Sunday, November 16, 2014

Parenting Older Children

They love candy as much as the next girl!
I ran into a friend whose children had been sneaking around and growing up, just like mine had. One of us commented that parenting older children is a lot different than younger.

The older they get, the harder it seems sometimes. Their problems matter, they can get into trouble that matters, their decisions matter and they matter longer.

She said, "it's no longer easy to just steer them away from the candy aisle." I agreed.

But we aren't steering them away from the world. We are trying to teach them to navigate through, with a biblical worldview.

I am convinced that guiding the "big kids" through life has to begin when they're small. I know the days of avoiding the candy aisle, I've done it too. But if all of our parenting is about "avoiding" then we have missed some important lessons.

You cannot avoid for the rest of their lives. Children must learn to deal with the world and their own sinful hearts at a young age, while you are with them. They have to know that there is a whole world filled with candy, but they cannot always have it when they want it. If a two year old doesn't learn this lesson, she will have a hard time for the rest of her life.

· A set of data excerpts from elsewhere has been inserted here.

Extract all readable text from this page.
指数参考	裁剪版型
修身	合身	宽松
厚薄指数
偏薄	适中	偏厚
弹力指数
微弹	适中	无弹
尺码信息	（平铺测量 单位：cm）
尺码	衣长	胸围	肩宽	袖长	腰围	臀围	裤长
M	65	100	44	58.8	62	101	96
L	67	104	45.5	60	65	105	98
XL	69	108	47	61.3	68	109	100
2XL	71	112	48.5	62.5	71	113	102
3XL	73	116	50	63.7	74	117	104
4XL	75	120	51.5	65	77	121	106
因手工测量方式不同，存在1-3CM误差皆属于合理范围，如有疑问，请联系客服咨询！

As they grow the temptations are endless, some things may not be bad in moderation (like candy,) and some things that should be forbidden completely (drugs, premarital sex.)

So, my thinking is, with my small children, avoid the candy aisle sometimes. Sometimes go down it and say no, completely no, and don't give in. Then, every once in a while say sure to a request. Then teach them, as you go, that there will be some things in their lives that they are never to look at or consider.

I know parents who are "avoiding" situations right now that don't make sense to me. Their children haven't learned to turn their heads or close heir eyes to certain sins. So, at great inconvenience to their family and others, they "avoid" situations that could be real learning tools.

By no means am I suggesting, laying sin in front of a child and then punishing them for it. That's entrapment and just plain mean.

Guiding children through the normal course of life will give plenty of teachable opportunities to help you teach them how to learn self-control over their own bodies. In the end, there are no guarantees that they still will not fall into heinous sin, but they need to start learning how to turn away from it early.